What is Type III hypersensitivity?
Type III hypersensitivity, also known as immune complex hypersensitivity, is an immune response that involves the formation of immune complexes (antigen-antibody complexes) usually in the circulation. These immune complexes can deposit in blood vessels, leading to activation of complement, inflammation, and tissue injury.
In Type III hypersensitivity, the antigens are free-floating or soluble in the blood, unlike in Type II hypersensitivity, where the antigens are cell-bound or attached to tissue surfaces.
Where do immune complexes tend to deposit, and what conditions can this lead to?
Immune complexes often deposit in organs where blood is filtered at high pressure, such as kidneys and joints. This can lead to conditions like glomerulonephritis and arthritis, as well as vasculitis.
What is an example of a systemic immune complex disease?

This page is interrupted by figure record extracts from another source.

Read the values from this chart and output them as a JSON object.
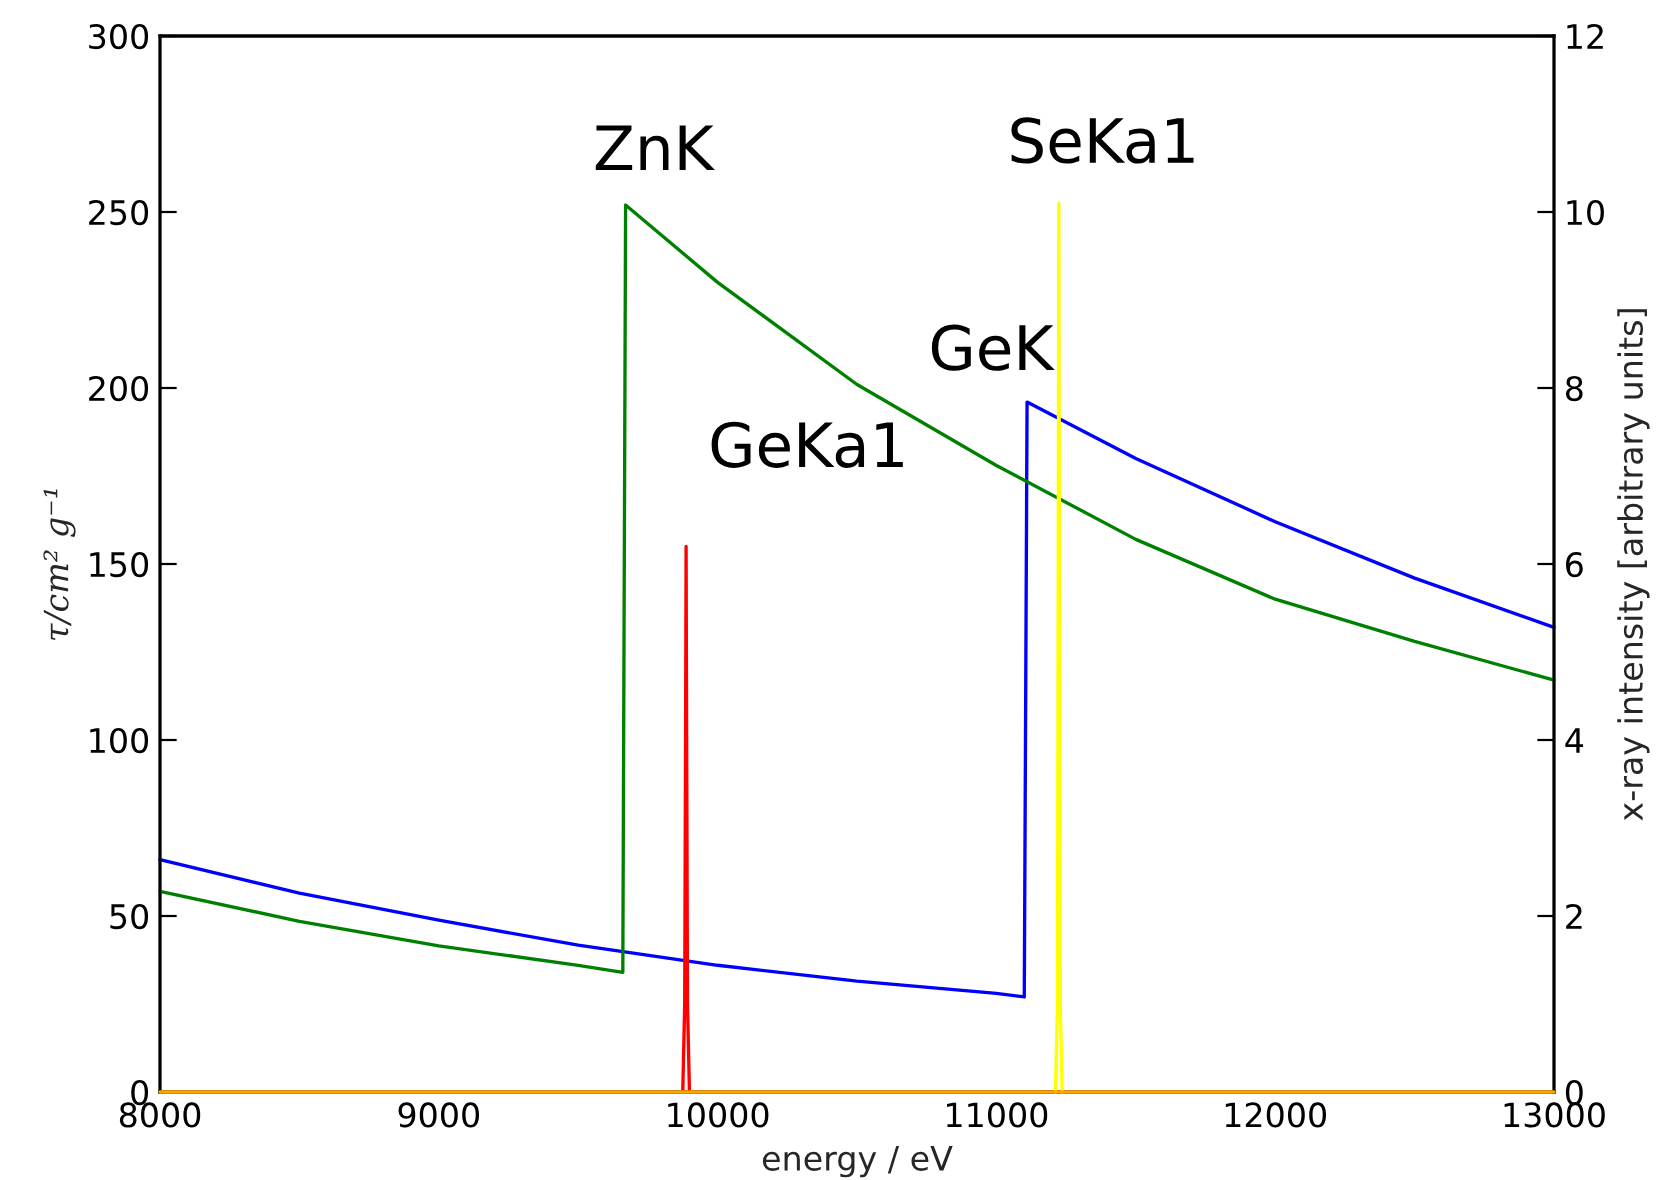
{
  "chart_data": {
    "type": "line",
    "xlabel": "energy / eV",
    "ylabel": "τ/cm² g⁻¹",
    "y2label": "x-ray intensity [arbitrary units]",
    "xlim": [
      8000,
      13000
    ],
    "xticks": [
      8000,
      9000,
      10000,
      11000,
      12000,
      13000
    ],
    "ylim": [
      0,
      300
    ],
    "yticks": [
      0,
      50,
      100,
      150,
      200,
      250,
      300
    ],
    "y2lim": [
      0,
      12
    ],
    "y2ticks": [
      0,
      2,
      4,
      6,
      8,
      10,
      12
    ],
    "grid": false,
    "legend": false,
    "series": [
      {
        "color": "#0000ff",
        "x": [
          8000,
          8500,
          9000,
          9500,
          10000,
          10500,
          11000,
          11100,
          11110,
          11500,
          12000,
          12500,
          13000
        ],
        "values": [
          66,
          56.5,
          48.8,
          41.7,
          36,
          31.5,
          28,
          27,
          196,
          180,
          162,
          146,
          132
        ]
      },
      {
        "color": "#008000",
        "x": [
          8000,
          8500,
          9000,
          9500,
          9660,
          9670,
          10000,
          10500,
          11000,
          11500,
          12000,
          12500,
          13000
        ],
        "values": [
          57,
          48.5,
          41.5,
          36,
          34,
          252,
          230,
          201,
          178,
          157,
          140,
          128,
          117
        ]
      },
      {
        "color": "#ff0000",
        "axis": "y2",
        "x": [
          9875,
          9882,
          9886,
          9887,
          9888,
          9892,
          9899
        ],
        "values": [
          0,
          1,
          5,
          6.2,
          5,
          1,
          0
        ]
      },
      {
        "color": "#ffff00",
        "axis": "y2",
        "x": [
          11212,
          11219,
          11223,
          11224,
          11225,
          11229,
          11236
        ],
        "values": [
          0,
          1,
          8,
          10.1,
          8,
          1,
          0
        ]
      },
      {
        "color": "#ffa500",
        "axis": "y2",
        "x": [
          8000,
          13000
        ],
        "values": [
          0,
          0
        ]
      }
    ],
    "annotations": [
      {
        "text": "ZnK",
        "x": 9670,
        "y": 252
      },
      {
        "text": "SeKa1",
        "x": 11224,
        "y": 252.5
      },
      {
        "text": "GeK",
        "x": 11110,
        "y": 196
      },
      {
        "text": "GeKa1",
        "x": 9887,
        "y": 155
      }
    ]
  }
}
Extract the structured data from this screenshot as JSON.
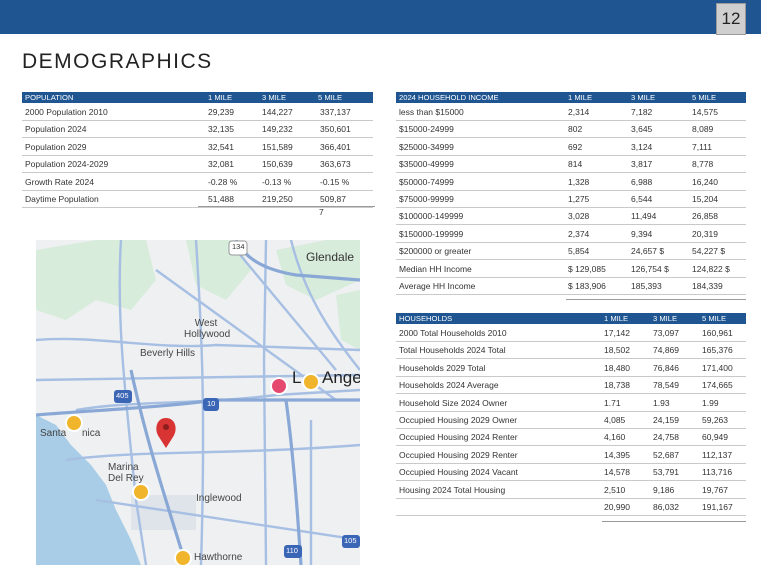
{
  "page_number": "12",
  "title": "DEMOGRAPHICS",
  "population": {
    "headers": [
      "POPULATION",
      "1 MILE",
      "3  MILE",
      "5  MILE"
    ],
    "rows": [
      {
        "label": "2000    Population     2010",
        "v1": "29,239",
        "v3": "144,227",
        "v5": "337,137"
      },
      {
        "label": "Population                  2024",
        "v1": "32,135",
        "v3": "149,232",
        "v5": "350,601"
      },
      {
        "label": "Population                  2029",
        "v1": "32,541",
        "v3": "151,589",
        "v5": "366,401"
      },
      {
        "label": "Population      2024-2029",
        "v1": "32,081",
        "v3": "150,639",
        "v5": "363,673"
      },
      {
        "label": "Growth         Rate         2024",
        "v1": "-0.28 %",
        "v3": "-0.13  %",
        "v5": "-0.15  %"
      },
      {
        "label": "Daytime Population",
        "v1": "51,488",
        "v3": "219,250",
        "v5": "509,87"
      }
    ],
    "overflow_digit": "7"
  },
  "income": {
    "headers": [
      "2024 HOUSEHOLD INCOME",
      "1 MILE",
      "3      MILE",
      "5      MILE"
    ],
    "rows": [
      {
        "label": "less than $15000",
        "v1": "2,314",
        "v3": "7,182",
        "v5": "14,575"
      },
      {
        "label": "$15000-24999",
        "v1": "802",
        "v3": "3,645",
        "v5": "8,089"
      },
      {
        "label": "$25000-34999",
        "v1": "692",
        "v3": "3,124",
        "v5": "7,111"
      },
      {
        "label": "$35000-49999",
        "v1": "814",
        "v3": "3,817",
        "v5": "8,778"
      },
      {
        "label": "$50000-74999",
        "v1": "1,328",
        "v3": "6,988",
        "v5": "16,240"
      },
      {
        "label": "$75000-99999",
        "v1": "1,275",
        "v3": "6,544",
        "v5": "15,204"
      },
      {
        "label": "$100000-149999",
        "v1": "3,028",
        "v3": "11,494",
        "v5": "26,858"
      },
      {
        "label": "$150000-199999",
        "v1": "2,374",
        "v3": "9,394",
        "v5": "20,319"
      },
      {
        "label": "$200000 or greater",
        "v1": "5,854",
        "v3": "24,657  $",
        "v5": "54,227  $"
      },
      {
        "label": "Median HH Income",
        "v1": "$ 129,085",
        "v3": "126,754 $",
        "v5": "124,822 $"
      },
      {
        "label": "Average HH Income",
        "v1": "$ 183,906",
        "v3": "185,393",
        "v5": "184,339"
      }
    ]
  },
  "households": {
    "headers": [
      "HOUSEHOLDS",
      "1 MILE",
      "3 MILE",
      "5 MILE"
    ],
    "rows": [
      {
        "label": "2000   Total   Households   2010",
        "v1": "17,142",
        "v3": "73,097",
        "v5": "160,961"
      },
      {
        "label": "Total   Households  2024   Total",
        "v1": "18,502",
        "v3": "74,869",
        "v5": "165,376"
      },
      {
        "label": "Households          2029         Total",
        "v1": "18,480",
        "v3": "76,846",
        "v5": "171,400"
      },
      {
        "label": "Households       2024       Average",
        "v1": "18,738",
        "v3": "78,549",
        "v5": "174,665"
      },
      {
        "label": "Household   Size   2024   Owner",
        "v1": "1.71",
        "v3": "1.93",
        "v5": "1.99"
      },
      {
        "label": "Occupied Housing 2029 Owner",
        "v1": "4,085",
        "v3": "24,159",
        "v5": "59,263"
      },
      {
        "label": "Occupied Housing 2024 Renter",
        "v1": "4,160",
        "v3": "24,758",
        "v5": "60,949"
      },
      {
        "label": "Occupied Housing 2029 Renter",
        "v1": "14,395",
        "v3": "52,687",
        "v5": "112,137"
      },
      {
        "label": "Occupied Housing 2024 Vacant",
        "v1": "14,578",
        "v3": "53,791",
        "v5": "113,716"
      },
      {
        "label": "Housing 2024 Total Housing",
        "v1": "2,510",
        "v3": "9,186",
        "v5": "19,767"
      },
      {
        "label": "",
        "v1": "20,990",
        "v3": "86,032",
        "v5": "191,167"
      }
    ]
  },
  "map": {
    "labels": {
      "glendale": "Glendale",
      "west_hollywood": "West Hollywood",
      "beverly_hills": "Beverly Hills",
      "la": "L",
      "la_rest": "Ange",
      "santa_monica_a": "Santa",
      "santa_monica_b": "nica",
      "marina": "Marina Del Rey",
      "inglewood": "Inglewood",
      "hawthorne": "Hawthorne"
    },
    "shields": {
      "i134": "134",
      "i405": "405",
      "i10": "10",
      "i110": "110",
      "i105": "105"
    },
    "icons": {
      "pin": "location-pin-icon",
      "star": "star-marker-icon",
      "heart": "heart-marker-icon"
    },
    "colors": {
      "road": "#9fb8dd",
      "park": "#cfe8d4",
      "water": "#a9cde6",
      "pin": "#d93434",
      "star": "#f1b52b"
    }
  }
}
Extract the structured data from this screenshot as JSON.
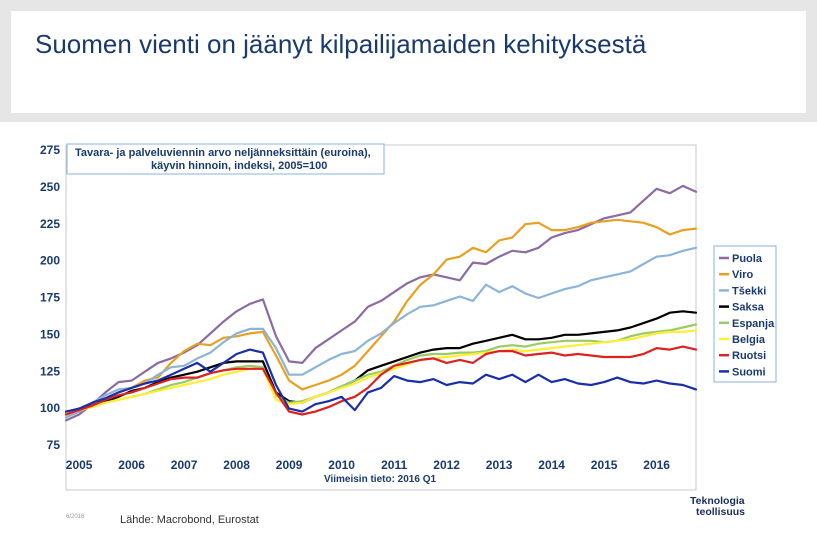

A prototypical systemic immune complex disease is serum sickness, which can be acute or chronic. Acute serum sickness occurs after exposure to a large amount of antigen, while chronic serum sickness is due to repeated or prolonged antigen exposure, such as in systemic lupus erythematosus (SLE).
What is the Arthus reaction?
The Arthus reaction is a type of local immune complex disease named after Maurice Arthus. It’s a localized tissue necrosis resulting from acute immune complex vasculitis, typically observed experimentally after repeated exposure to an antigen.
What is the pathogenesis of Type III hypersensitivity?
The pathogenesis of Type III hypersensitivity involves a series of steps leading to tissue injury as illustrated below
Formation of Immune Complexes: This initial step occurs when antigens enter the bloodstream and encounter specific antibodies, forming antigen-antibody complexes.
Deposition of Immune Complexes: These complexes, particularly of medium size, are the most pathogenic and can deposit in tissues such as blood vessel walls, kidneys, and joints.
Inflammation and Tissue Injury: The deposited immune complexes trigger an inflammatory response, attracting neutrophils and activating the complement system, which leads to tissue damage.
What determines the pathogenicity of immune complexes?
The size and amount of immune complexes play critical roles. Medium-sized complexes are particularly likely to deposit in tissues and are not cleared as efficiently as smaller or larger ones, making them more pathogenic.
Immune complexes activate the complement system, which in turn leads to the recruitment of inflammatory cells like neutrophils. These cells release enzymes and reactive oxygen species, causing tissue damage.
What is the evidence of complement involvement in tissue injury in Type III hypersensitivity?
The presence of complement proteins at the site of tissue injury and a decrease in serum complement levels, such as C3, during active disease stages suggest complement consumption and involvement in tissue injury.
What is ‘fibrinoid necrosis’ observed in Type III hypersensitivity?
Fibrinoid necrosis refers to a type of tissue damage seen in immune complex-mediated injuries. It appears as a smudgy, bright eosinophilic area on histological examination and is a hallmark of acute vasculitis caused by immune complexes.
Give some clinical examples of Type III hypersensitivity reactions?
Systemic lupus erythematosus (SLE): Where nuclear antigens are involved.
Post-streptococcal glomerulonephritis: Involving streptococcal cell wall antigens.
Polyarteritis nodosa: Often associated with Hepatitis B virus antigens, leading to systemic vasculitis.
Reactive arthritis: Where antigens from bacteria such as Yersinia can trigger joint inflammation post-infection.